In New York City, about a third of renters have “severe rent burdens,” meaning they spend more than 50 percent of their income on rent, according to a survey of the city’s housing stock published last week. According to the Coalition for the Homeless, more than 48,000 people were sleeping in shelters in New York City every night in March, with the number of single people in shelters steadily growing in recent years.
The pandemic exacerbated many of those problems as tens of thousands of people struggled to pay their rent or mortgage and sought help from the government.
Many places across the country are struggling with housing affordability, and there is a growing awareness that a shortage of available housing is one cause. This week, President Biden announced a new plan to deal with the housing crisis that would spur zoning reforms to allow for more density, among other amenities.
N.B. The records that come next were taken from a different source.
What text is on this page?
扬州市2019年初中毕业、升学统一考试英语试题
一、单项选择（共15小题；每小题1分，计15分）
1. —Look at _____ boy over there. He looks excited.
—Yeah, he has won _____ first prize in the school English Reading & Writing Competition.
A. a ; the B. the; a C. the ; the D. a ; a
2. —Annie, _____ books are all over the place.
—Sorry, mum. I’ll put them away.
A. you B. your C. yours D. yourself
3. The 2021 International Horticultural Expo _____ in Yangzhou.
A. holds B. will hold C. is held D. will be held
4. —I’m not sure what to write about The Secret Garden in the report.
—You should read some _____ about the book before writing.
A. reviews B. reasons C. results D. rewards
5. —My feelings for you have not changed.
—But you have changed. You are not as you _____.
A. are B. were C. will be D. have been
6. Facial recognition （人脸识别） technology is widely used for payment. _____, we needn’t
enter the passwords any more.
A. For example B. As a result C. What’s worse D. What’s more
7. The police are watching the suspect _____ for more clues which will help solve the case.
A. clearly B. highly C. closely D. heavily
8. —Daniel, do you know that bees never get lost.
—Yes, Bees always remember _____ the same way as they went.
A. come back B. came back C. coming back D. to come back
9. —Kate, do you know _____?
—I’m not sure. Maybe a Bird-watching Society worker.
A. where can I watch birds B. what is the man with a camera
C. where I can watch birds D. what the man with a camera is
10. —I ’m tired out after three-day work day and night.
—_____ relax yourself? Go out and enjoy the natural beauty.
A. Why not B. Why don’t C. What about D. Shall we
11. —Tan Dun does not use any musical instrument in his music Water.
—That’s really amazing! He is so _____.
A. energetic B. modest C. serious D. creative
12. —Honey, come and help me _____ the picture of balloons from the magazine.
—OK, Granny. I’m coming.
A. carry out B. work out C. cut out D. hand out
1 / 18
The city’s affordability crisis has been underlined more than once in recent weeks. A report released this month by brokerage Douglas Elliman found that rents are continuing to rise in some parts of the city: In Manhattan, for example, the average effective rent in April 2022 was $3,870, more than 38 percent higher than a year earlier. and the highest level ever recorded.
The city’s housing stock survey underscored a long-standing trend of declining affordability: Between 2017 and 2021, New York City lost nearly 100,000 units rented for less than $1,500 a month, while adding 107,000 units renting for at least $2,300 per month.
A panel effectively controlled by the mayor recently voted to support some of the biggest rent increases in nearly a decade for rent-stabilized homes — home to more than two million people, many of them lower incomes. Evictions are slowly rising after the state’s pandemic moratorium expired in January.